90_soil_phyloseq.qmd

---
title: "Practical applications of learned concepts in R"
format: 
  html:
    code-fold: false
    code-tools: true
bibliography: references.bib
editor: visual
---

## Construct a phyloseq Object

Here, we show how to construct the phyloseq object based on the taxonomic table, the ASV table, and the metadata.

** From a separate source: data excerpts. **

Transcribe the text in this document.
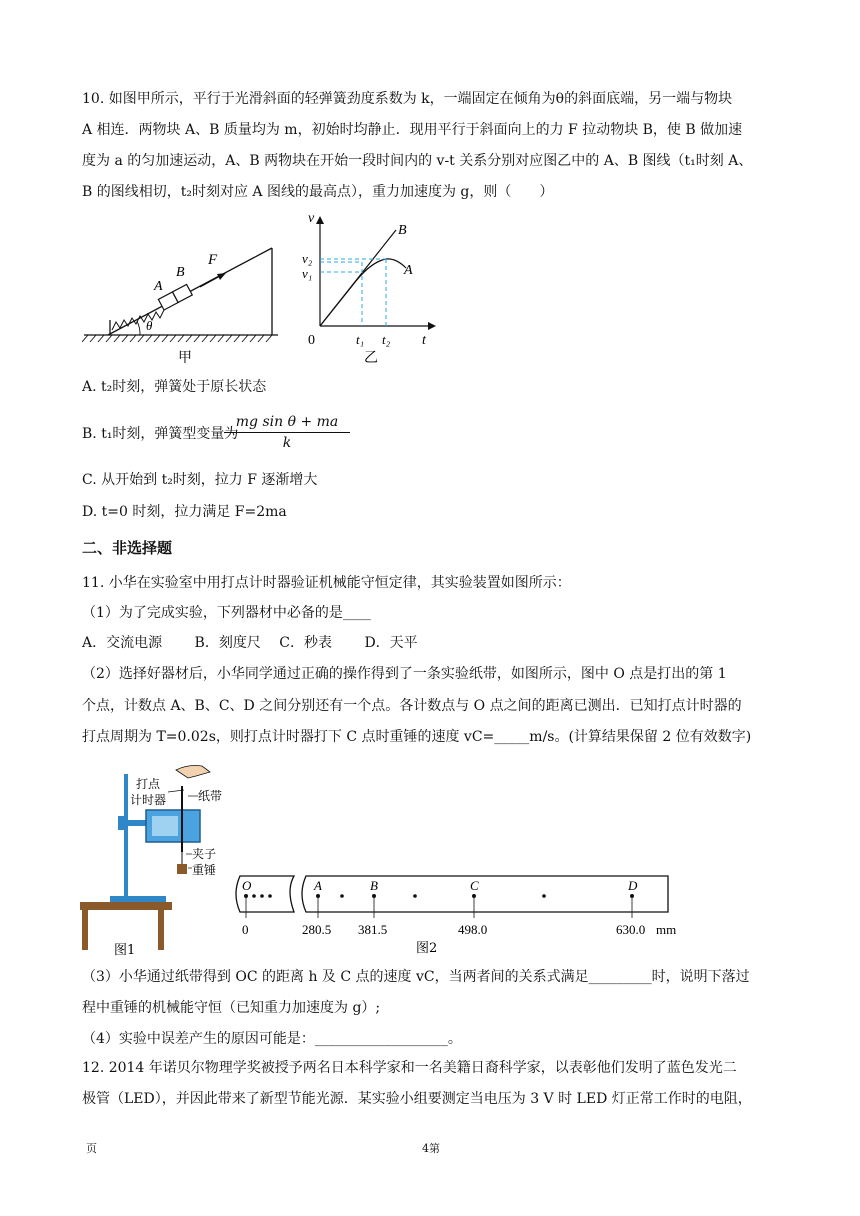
10. 如图甲所示，平行于光滑斜面的轻弹簧劲度系数为 k，一端固定在倾角为θ的斜面底端，另一端与物块
A 相连．两物块 A、B 质量均为 m，初始时均静止．现用平行于斜面向上的力 F 拉动物块 B，使 B 做加速
度为 a 的匀加速运动，A、B 两物块在开始一段时间内的 v-t 关系分别对应图乙中的 A、B 图线（t₁时刻 A、
B 的图线相切，t₂时刻对应 A 图线的最高点），重力加速度为 g，则（　　）
A
B
F
θ
甲
v
t
0
v₂
v₁
t₁ t₂
B
A
乙
A. t₂时刻，弹簧处于原长状态
B. t₁时刻，弹簧型变量为
$\frac{\text{mg sin θ + ma}}{k}$
C. 从开始到 t₂时刻，拉力 F 逐渐增大
D. t=0 时刻，拉力满足 F=2ma
二、非选择题
11. 小华在实验室中用打点计时器验证机械能守恒定律，其实验装置如图所示：
（1）为了完成实验，下列器材中必备的是____
A．交流电源　　 B．刻度尺　 C．秒表　　 D．天平
（2）选择好器材后，小华同学通过正确的操作得到了一条实验纸带，如图所示，图中 O 点是打出的第 1
个点，计数点 A、B、C、D 之间分别还有一个点。各计数点与 O 点之间的距离已测出．已知打点计时器的
打点周期为 T=0.02s，则打点计时器打下 C 点时重锤的速度 vC=_____m/s。(计算结果保留 2 位有效数字)
打点
计时器	纸带
夹子
重锤
图1
O	A	B	C	D
0	280.5 381.5	498.0	630.0 mm
图2
（3）小华通过纸带得到 OC 的距离 h 及 C 点的速度 vC，当两者间的关系式满足_________时，说明下落过
程中重锤的机械能守恒（已知重力加速度为 g）;
（4）实验中误差产生的原因可能是：___________________。
12. 2014 年诺贝尔物理学奖被授予两名日本科学家和一名美籍日裔科学家，以表彰他们发明了蓝色发光二
极管（LED），并因此带来了新型节能光源．某实验小组要测定当电压为 3 V 时 LED 灯正常工作时的电阻，
页	4第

We use the 88 soil dataset [@lauber2009pyrosequencing] obtained from the [gglasso](https://gglasso.readthedocs.io/en/latest/auto_examples/plot_soil_example.html#sphx-glr-auto-examples-plot-soil-example-py) [@Schaipp2021] tutorial. The raw data can be downloaded from the GitHub repositories. According the to tutorial the data is already processed in the following way:

1.  Filter for OTUs with minimum abundance of $100$ and

2.  add pseudo-count of $1$.

Data sources:

-   Taxonomy: https://github.com/Vlasovets/GGLasso/blob/cfbf01535c88bbcd3ba60f24b5b867472d549f89/data/soil/original/88soils_taxonomy.txt

-   OTU table: https://github.com/Vlasovets/GGLasso/blob/master/data/soil/processed/soil_116.csv

-   Metadata: https://github.com/Vlasovets/GGLasso/blob/master/data/soil/processed/ph.csv

A detailed tutorial on constructing a phyloseq object can be found on the [official phyloseq website](https://joey711.github.io/phyloseq/import-data.html).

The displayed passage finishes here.